Sauté the Vegetables

  • In the same skillet, add another tablespoon of vegetable oil. Once hot, add grated ginger and minced garlic. Sauté for about 30 seconds until fragrant.
  • Add diced onion, matchstick carrots, and sliced bell pepper. Stir-fry for 3-4 minutes until they begin to soften.

Add Cabbage and Noodles

  • Add shredded cabbage and fresh yakisoba noodles to the pan. Toss everything together, separating the noodles and mixing well with vegetables.

Combine Everything

  • Return the cooked chicken to the pan and pour the sauce over the mixture. Stir well to coat noodles and vegetables. Cook for 2-3 minutes until heated through.

Serve and Garnish

  • Remove skillet from heat.
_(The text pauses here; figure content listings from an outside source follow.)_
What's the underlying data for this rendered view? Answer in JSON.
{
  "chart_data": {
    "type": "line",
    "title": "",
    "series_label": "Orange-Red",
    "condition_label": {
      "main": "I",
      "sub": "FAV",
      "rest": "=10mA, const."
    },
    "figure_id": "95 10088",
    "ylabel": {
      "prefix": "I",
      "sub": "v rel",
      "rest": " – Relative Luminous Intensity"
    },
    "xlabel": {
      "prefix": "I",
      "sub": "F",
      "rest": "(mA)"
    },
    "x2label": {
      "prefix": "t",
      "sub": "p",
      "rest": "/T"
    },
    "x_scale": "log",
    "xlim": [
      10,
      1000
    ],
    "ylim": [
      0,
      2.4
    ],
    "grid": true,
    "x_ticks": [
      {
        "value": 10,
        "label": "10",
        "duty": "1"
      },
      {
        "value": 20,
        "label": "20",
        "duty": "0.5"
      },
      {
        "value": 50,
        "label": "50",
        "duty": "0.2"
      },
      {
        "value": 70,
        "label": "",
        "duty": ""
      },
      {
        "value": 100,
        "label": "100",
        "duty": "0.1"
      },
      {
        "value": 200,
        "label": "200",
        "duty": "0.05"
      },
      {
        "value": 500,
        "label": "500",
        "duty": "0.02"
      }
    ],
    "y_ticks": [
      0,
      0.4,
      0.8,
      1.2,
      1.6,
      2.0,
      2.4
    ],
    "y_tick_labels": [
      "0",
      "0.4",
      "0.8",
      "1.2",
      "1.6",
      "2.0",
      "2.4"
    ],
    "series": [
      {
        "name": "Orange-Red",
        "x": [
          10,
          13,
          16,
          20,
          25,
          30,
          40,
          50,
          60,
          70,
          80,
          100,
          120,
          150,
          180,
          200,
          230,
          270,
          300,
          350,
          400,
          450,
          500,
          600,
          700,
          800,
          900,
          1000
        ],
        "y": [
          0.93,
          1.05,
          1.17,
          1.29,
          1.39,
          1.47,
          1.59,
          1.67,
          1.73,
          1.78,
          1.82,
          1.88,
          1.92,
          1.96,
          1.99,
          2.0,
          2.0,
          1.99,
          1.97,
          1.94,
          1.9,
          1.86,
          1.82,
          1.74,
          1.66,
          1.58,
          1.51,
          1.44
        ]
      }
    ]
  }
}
Serve Chicken Yakisoba hot, garnished with thinly sliced green onions.

Notes

  • Store leftovers in an airtight container in the refrigerator for up to 3 days; reheat with a splash of water or soy sauce to keep noodles moist.
  • For a low-carb version, substitute yakisoba noodles with spiralized zucchini, shirataki noodles, or cauliflower rice.
  • Do not overcrowd the pan when cooking chicken to ensure proper searing and flavor.